Fun With Charts: Why Apple’s Services and Wearables are in the spotlight

Note: This story has not been updated since 2020.

Every three months, we get to peer inside Apple’s business via the financial disclosures that are mandatory for American public corporations. (The company will reveal the specifics of its holiday quarter on January 28.) Four years ago, aware that the days of rapid iPhone growth were over, Apple began to talk up its Services category. Three years ago, the company set itself a goal — doubling its service revenue by 2020.

The rise of the Apple Watch and AirPods as successful products has led to Apple drawing attention to another category that didn’t previously get a lot of love. It was once the junk drawer of Apple financial categories, sporting the catchy label “Other Products,” until the company re-named it “Wearables, Home, and Accessories.” There are a lot of products in that category, but it’s clear that most of the growth is being driven by watches and wireless earbuds at this point.

Here’s a chart to put the growth in these two categories in perspective:

Chart of services and wearable revenue

In 2016 Apple generated $26 billion in services revenue, and in 2019 that grew to $46 billion. That means it only needs to show modest growth in 2020 to hit that target of doubling revenue—it shouldn’t be a problem, especially if you consider the track record of growth in Services, as shown in this chart:

Going back to fiscal 2015 you can’t find a single quarter in which Services didn’t grow by a double-digit percentage over the year-ago quarter. Services growth has been constant for half a decade. What’s even more notable for Apple is that this isn’t seasonal revenue. That makes sense, because services are generally not one-time purchases—they’re subscriptions that are ongoing, which means that money tends to get spread over the year rather than appearing in a single quarter.

That’s in contrast to a lot of Apple’s individual product sales, which are much more seasonal. It’s likely that Apple’s results announcement on January 28 will reveal Apple’s biggest sales quarter in its history—because a whole lot of people buy Apple products during the holiday season.

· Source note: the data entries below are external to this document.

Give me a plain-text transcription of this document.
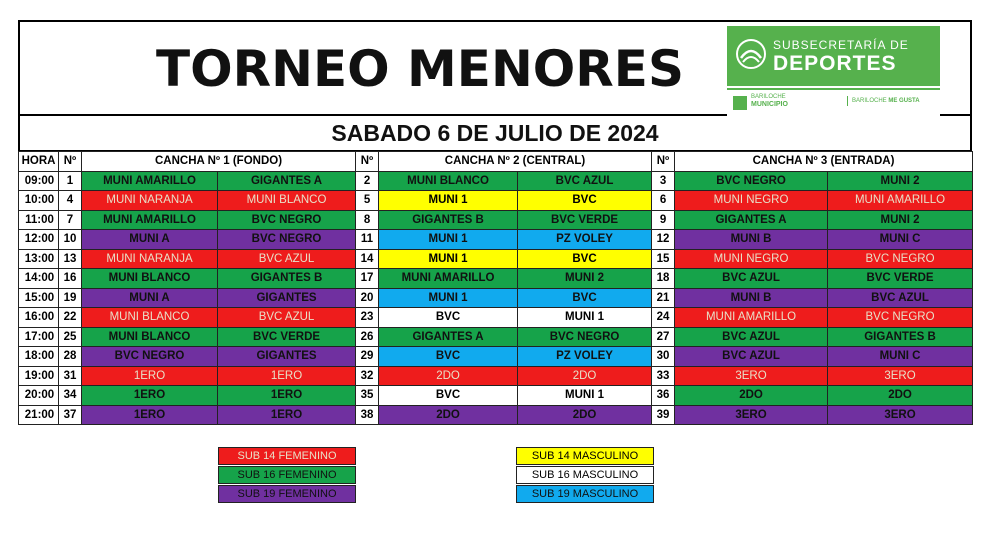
TORNEO MENORES	SUBSECRETARÍA DE
DEPORTES
BARILOCHE
MUNICIPIO	BARILOCHE ME GUSTA
SABADO 6 DE JULIO DE 2024
HORA	Nº	CANCHA Nº 1 (FONDO)		Nº	CANCHA Nº 2 (CENTRAL)		Nº	CANCHA Nº 3 (ENTRADA)	
09:00	1	MUNI AMARILLO	GIGANTES A	2	MUNI BLANCO	BVC AZUL	3	BVC NEGRO	MUNI 2
10:00	4	MUNI NARANJA	MUNI BLANCO	5	MUNI 1	BVC	6	MUNI NEGRO	MUNI AMARILLO
11:00	7	MUNI AMARILLO	BVC NEGRO	8	GIGANTES B	BVC VERDE	9	GIGANTES A	MUNI 2
12:00	10	MUNI A	BVC NEGRO	11	MUNI 1	PZ VOLEY	12	MUNI B	MUNI C
13:00	13	MUNI NARANJA	BVC AZUL	14	MUNI 1	BVC	15	MUNI NEGRO	BVC NEGRO
14:00	16	MUNI BLANCO	GIGANTES B	17	MUNI AMARILLO	MUNI 2	18	BVC AZUL	BVC VERDE
15:00	19	MUNI A	GIGANTES	20	MUNI 1	BVC	21	MUNI B	BVC AZUL
16:00	22	MUNI BLANCO	BVC AZUL	23	BVC	MUNI 1	24	MUNI AMARILLO	BVC NEGRO
17:00	25	MUNI BLANCO	BVC VERDE	26	GIGANTES A	BVC NEGRO	27	BVC AZUL	GIGANTES B
18:00	28	BVC NEGRO	GIGANTES	29	BVC	PZ VOLEY	30	BVC AZUL	MUNI C
19:00	31	1ERO	1ERO	32	2DO	2DO	33	3ERO	3ERO
20:00	34	1ERO	1ERO	35	BVC	MUNI 1	36	2DO	2DO
21:00	37	1ERO	1ERO	38	2DO	2DO	39	3ERO	3ERO
SUB 14 FEMENINO
SUB 16 FEMENINO
SUB 19 FEMENINO
SUB 14 MASCULINO
SUB 16 MASCULINO
SUB 19 MASCULINO
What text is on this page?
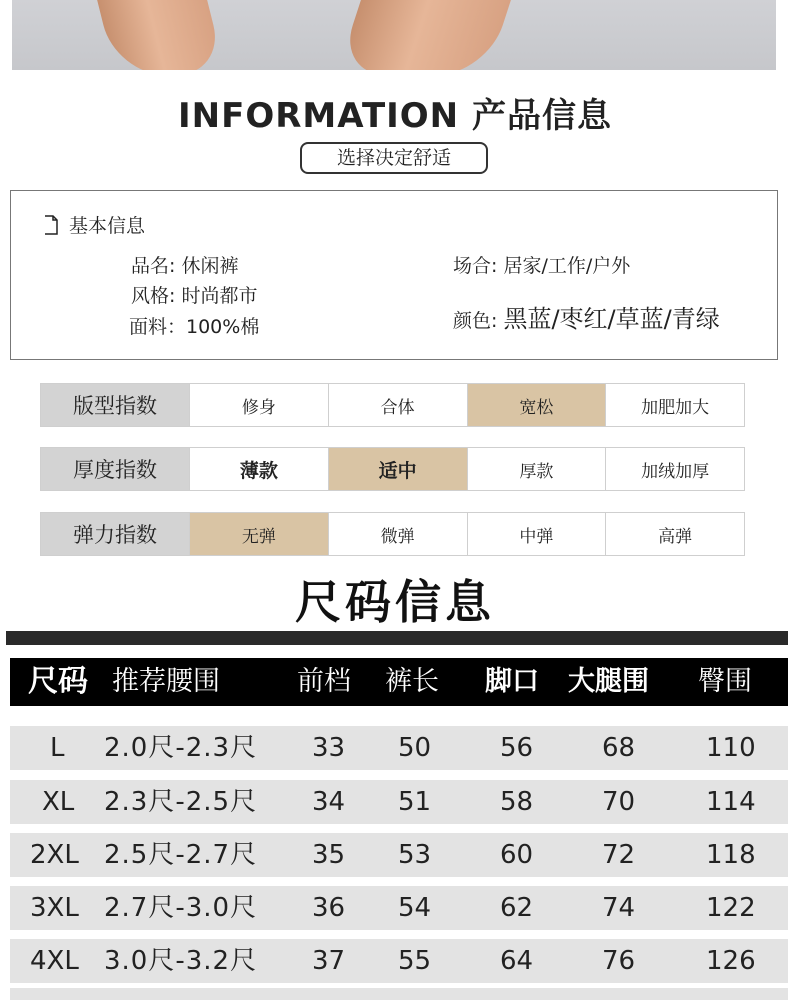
INFORMATION 产品信息
选择决定舒适
基本信息
品名: 休闲裤
风格: 时尚都市
面料：100%棉
场合: 居家/工作/户外
颜色: 黑蓝/枣红/草蓝/青绿
版型指数	修身	合体	宽松	加肥加大
厚度指数	薄款	适中	厚款	加绒加厚
弹力指数	无弹	微弹	中弹	高弹
尺码信息
尺码 推荐腰围	前档 裤长 脚口 大腿围 臀围
L 2.0尺-2.3尺 33 50	56	68	110
XL 2.3尺-2.5尺 34 51	58	70	114
2XL 2.5尺-2.7尺 35 53	60	72	118
3XL 2.7尺-3.0尺 36 54	62	74	122
4XL 3.0尺-3.2尺 37 55	64	76	126
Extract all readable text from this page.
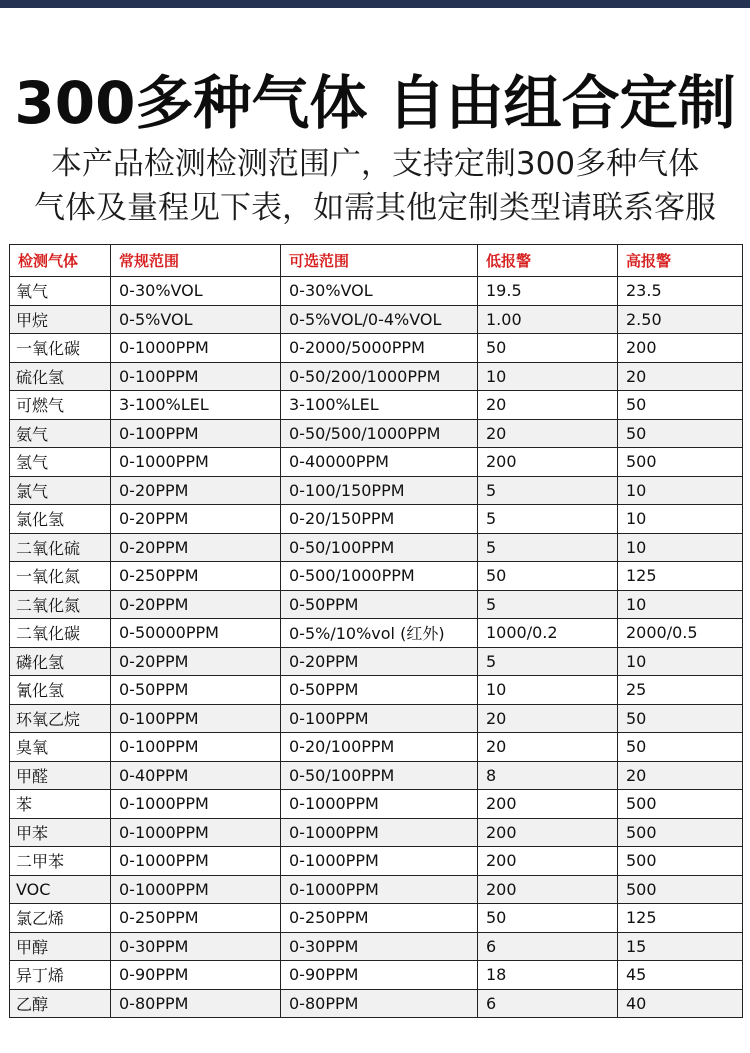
300多种气体 自由组合定制
本产品检测检测范围广，支持定制300多种气体
气体及量程见下表，如需其他定制类型请联系客服
检测气体	常规范围	可选范围	低报警	高报警
氧气	0-30%VOL	0-30%VOL	19.5	23.5
甲烷	0-5%VOL	0-5%VOL/0-4%VOL	1.00	2.50
一氧化碳	0-1000PPM	0-2000/5000PPM	50	200
硫化氢	0-100PPM	0-50/200/1000PPM	10	20
可燃气	3-100%LEL	3-100%LEL	20	50
氨气	0-100PPM	0-50/500/1000PPM	20	50
氢气	0-1000PPM	0-40000PPM	200	500
氯气	0-20PPM	0-100/150PPM	5	10
氯化氢	0-20PPM	0-20/150PPM	5	10
二氧化硫	0-20PPM	0-50/100PPM	5	10
一氧化氮	0-250PPM	0-500/1000PPM	50	125
二氧化氮	0-20PPM	0-50PPM	5	10
二氧化碳	0-50000PPM	0-5%/10%vol (红外)	1000/0.2	2000/0.5
磷化氢	0-20PPM	0-20PPM	5	10
氰化氢	0-50PPM	0-50PPM	10	25
环氧乙烷	0-100PPM	0-100PPM	20	50
臭氧	0-100PPM	0-20/100PPM	20	50
甲醛	0-40PPM	0-50/100PPM	8	20
苯	0-1000PPM	0-1000PPM	200	500
甲苯	0-1000PPM	0-1000PPM	200	500
二甲苯	0-1000PPM	0-1000PPM	200	500
VOC	0-1000PPM	0-1000PPM	200	500
氯乙烯	0-250PPM	0-250PPM	50	125
甲醇	0-30PPM	0-30PPM	6	15
异丁烯	0-90PPM	0-90PPM	18	45
乙醇	0-80PPM	0-80PPM	6	40
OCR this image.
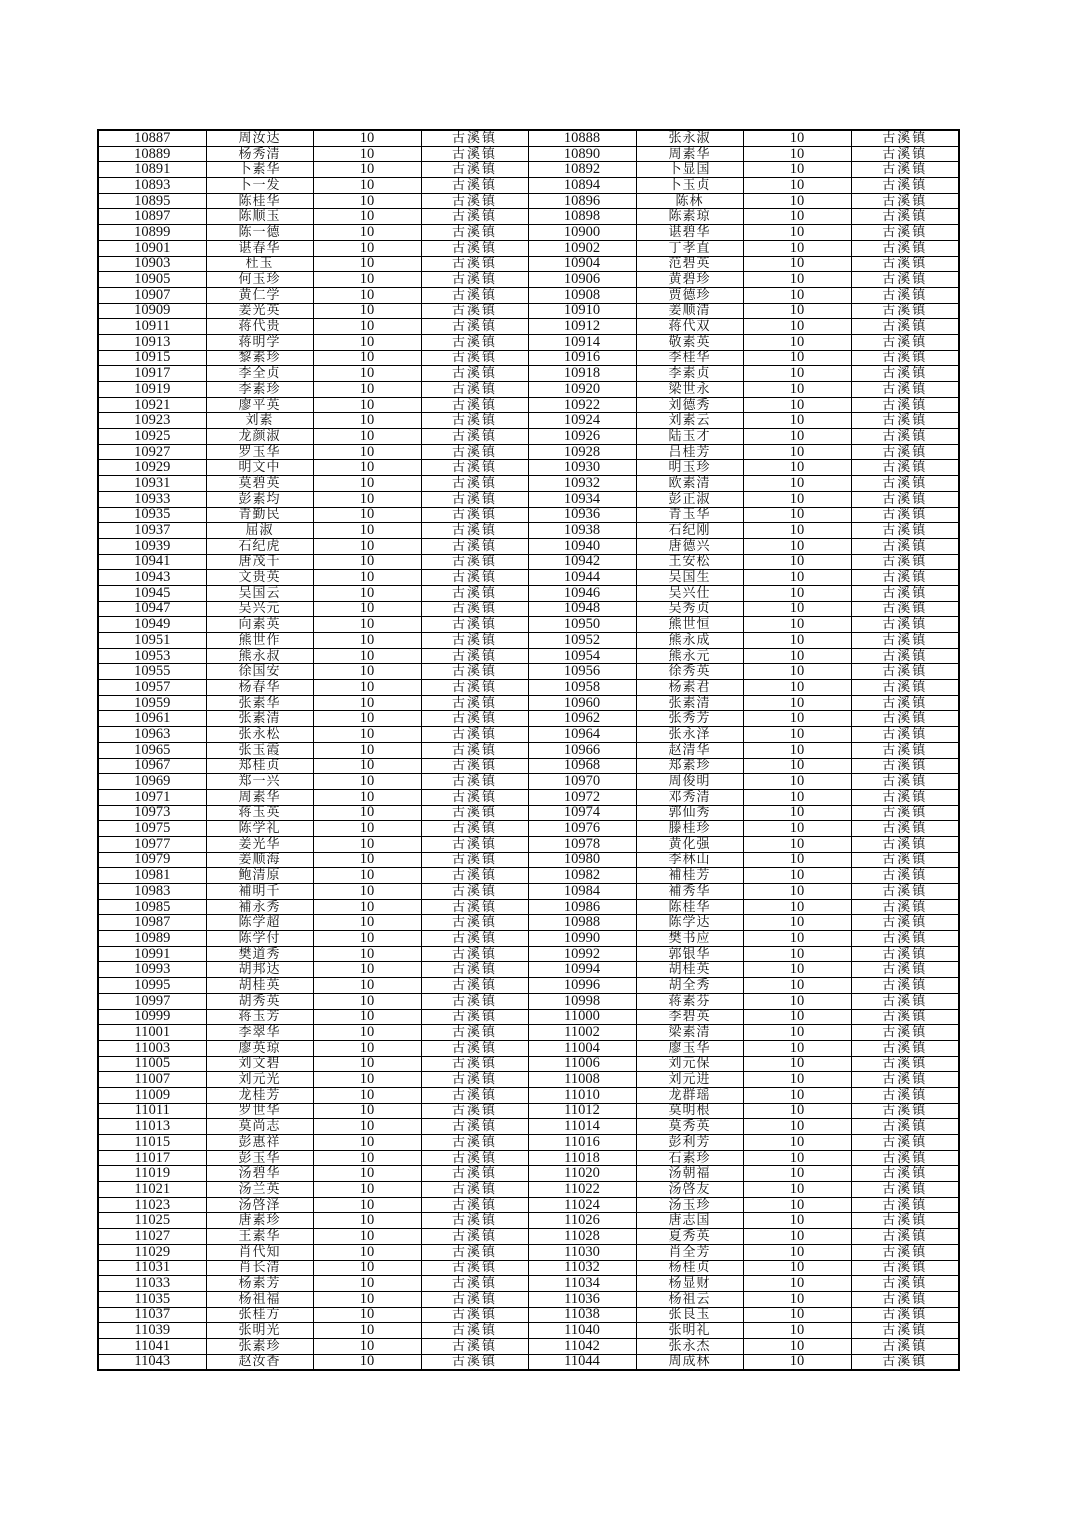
10887	周汝达	10	古溪镇	10888	张永淑	10	古溪镇
10889	杨秀清	10	古溪镇	10890	周素华	10	古溪镇
10891	卜素华	10	古溪镇	10892	卜显国	10	古溪镇
10893	卜一发	10	古溪镇	10894	卜玉贞	10	古溪镇
10895	陈桂华	10	古溪镇	10896	陈林	10	古溪镇
10897	陈顺玉	10	古溪镇	10898	陈素琼	10	古溪镇
10899	陈一德	10	古溪镇	10900	谌碧华	10	古溪镇
10901	谌春华	10	古溪镇	10902	丁孝直	10	古溪镇
10903	杜玉	10	古溪镇	10904	范碧英	10	古溪镇
10905	何玉珍	10	古溪镇	10906	黄碧珍	10	古溪镇
10907	黄仁学	10	古溪镇	10908	贾德珍	10	古溪镇
10909	姜光英	10	古溪镇	10910	姜顺清	10	古溪镇
10911	蒋代贵	10	古溪镇	10912	蒋代双	10	古溪镇
10913	蒋明学	10	古溪镇	10914	敬素英	10	古溪镇
10915	黎素珍	10	古溪镇	10916	李桂华	10	古溪镇
10917	李全贞	10	古溪镇	10918	李素贞	10	古溪镇
10919	李素珍	10	古溪镇	10920	梁世永	10	古溪镇
10921	廖平英	10	古溪镇	10922	刘德秀	10	古溪镇
10923	刘素	10	古溪镇	10924	刘素云	10	古溪镇
10925	龙颜淑	10	古溪镇	10926	陆玉才	10	古溪镇
10927	罗玉华	10	古溪镇	10928	吕桂芳	10	古溪镇
10929	明文中	10	古溪镇	10930	明玉珍	10	古溪镇
10931	莫碧英	10	古溪镇	10932	欧素清	10	古溪镇
10933	彭素均	10	古溪镇	10934	彭正淑	10	古溪镇
10935	青勤民	10	古溪镇	10936	青玉华	10	古溪镇
10937	屈淑	10	古溪镇	10938	石纪刚	10	古溪镇
10939	石纪虎	10	古溪镇	10940	唐德兴	10	古溪镇
10941	唐茂千	10	古溪镇	10942	王安松	10	古溪镇
10943	文贵英	10	古溪镇	10944	吴国生	10	古溪镇
10945	吴国云	10	古溪镇	10946	吴兴仕	10	古溪镇
10947	吴兴元	10	古溪镇	10948	吴秀贞	10	古溪镇
10949	向素英	10	古溪镇	10950	熊世恒	10	古溪镇
10951	熊世作	10	古溪镇	10952	熊永成	10	古溪镇
10953	熊永叔	10	古溪镇	10954	熊永元	10	古溪镇
10955	徐国安	10	古溪镇	10956	徐秀英	10	古溪镇
10957	杨春华	10	古溪镇	10958	杨素君	10	古溪镇
10959	张素华	10	古溪镇	10960	张素清	10	古溪镇
10961	张素清	10	古溪镇	10962	张秀芳	10	古溪镇
10963	张永松	10	古溪镇	10964	张永泽	10	古溪镇
10965	张玉霞	10	古溪镇	10966	赵清华	10	古溪镇
10967	郑桂贞	10	古溪镇	10968	郑素珍	10	古溪镇
10969	郑一兴	10	古溪镇	10970	周俊明	10	古溪镇
10971	周素华	10	古溪镇	10972	邓秀清	10	古溪镇
10973	蒋玉英	10	古溪镇	10974	郭仙秀	10	古溪镇
10975	陈学礼	10	古溪镇	10976	滕桂珍	10	古溪镇
10977	姜光华	10	古溪镇	10978	黄化强	10	古溪镇
10979	姜顺海	10	古溪镇	10980	李林山	10	古溪镇
10981	鲍清原	10	古溪镇	10982	補桂芳	10	古溪镇
10983	補明千	10	古溪镇	10984	補秀华	10	古溪镇
10985	補永秀	10	古溪镇	10986	陈桂华	10	古溪镇
10987	陈学超	10	古溪镇	10988	陈学达	10	古溪镇
10989	陈学付	10	古溪镇	10990	樊书应	10	古溪镇
10991	樊道秀	10	古溪镇	10992	郭银华	10	古溪镇
10993	胡邦达	10	古溪镇	10994	胡桂英	10	古溪镇
10995	胡桂英	10	古溪镇	10996	胡全秀	10	古溪镇
10997	胡秀英	10	古溪镇	10998	蒋素芬	10	古溪镇
10999	蒋玉芳	10	古溪镇	11000	李碧英	10	古溪镇
11001	李翠华	10	古溪镇	11002	梁素清	10	古溪镇
11003	廖英琼	10	古溪镇	11004	廖玉华	10	古溪镇
11005	刘文碧	10	古溪镇	11006	刘元保	10	古溪镇
11007	刘元光	10	古溪镇	11008	刘元进	10	古溪镇
11009	龙桂芳	10	古溪镇	11010	龙群瑶	10	古溪镇
11011	罗世华	10	古溪镇	11012	莫明根	10	古溪镇
11013	莫尚志	10	古溪镇	11014	莫秀英	10	古溪镇
11015	彭惠祥	10	古溪镇	11016	彭利芳	10	古溪镇
11017	彭玉华	10	古溪镇	11018	石素珍	10	古溪镇
11019	汤碧华	10	古溪镇	11020	汤朝福	10	古溪镇
11021	汤兰英	10	古溪镇	11022	汤啓友	10	古溪镇
11023	汤啓泽	10	古溪镇	11024	汤玉珍	10	古溪镇
11025	唐素珍	10	古溪镇	11026	唐志国	10	古溪镇
11027	王素华	10	古溪镇	11028	夏秀英	10	古溪镇
11029	肖代知	10	古溪镇	11030	肖全芳	10	古溪镇
11031	肖长清	10	古溪镇	11032	杨桂贞	10	古溪镇
11033	杨素芳	10	古溪镇	11034	杨显财	10	古溪镇
11035	杨祖福	10	古溪镇	11036	杨祖云	10	古溪镇
11037	张桂方	10	古溪镇	11038	张良玉	10	古溪镇
11039	张明光	10	古溪镇	11040	张明礼	10	古溪镇
11041	张素珍	10	古溪镇	11042	张永杰	10	古溪镇
11043	赵汝香	10	古溪镇	11044	周成林	10	古溪镇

The Other/Wearables category hasn’t shown steady growth for as long as Services, probably because of choppy waters in the first couple of years of Apple Watch sales. (The Apple Watch went on sale in the spring of 2015 and the category got a huge injection of revenue, but couldn’t live up to those numbers in a 2016 sophomore slump.)

However, as much as we talk about Apple’s Services line as a bright spot in its business, the Wearables category has really been something to behold for the last few years. Eight straight quarters of 30% or larger growth year-over-year, and growth shot up to right around 50% in the two most recent quarters.

Sometimes it’s also useful to place Apple’s different product categories in the context of the overall Apple business. Apple exited the 2010s with six times the annual revenue that it entered them with. Overall growth like that can make it hard to see how any individual category fits into the bigger picture, so let me chart Services and Wearables together as a percentage of Apple’s overall revenue:

This chart is quarter-by-quarter, so you can see the seasonality that’s a part of Apple’s overall business. Still, you can see how the massive growth of these two categories has affected the overall revenue mix at Apple.

It’s not quite as visually impressive as the other charts, I know. But back in the middle of fiscal 2015 these two categories amounted for 16 percent of Apple’s total business. In Apple’s most recent quarter, they were 30 percent of revenue.

So when you read about Tim Cook emphasizing Services and Wearables to financial analysts or in a quick interview on CNBC come January 28—this is why. In less than half a decade, Services and Wearables have gone from afterthoughts to a third of Apple’s business.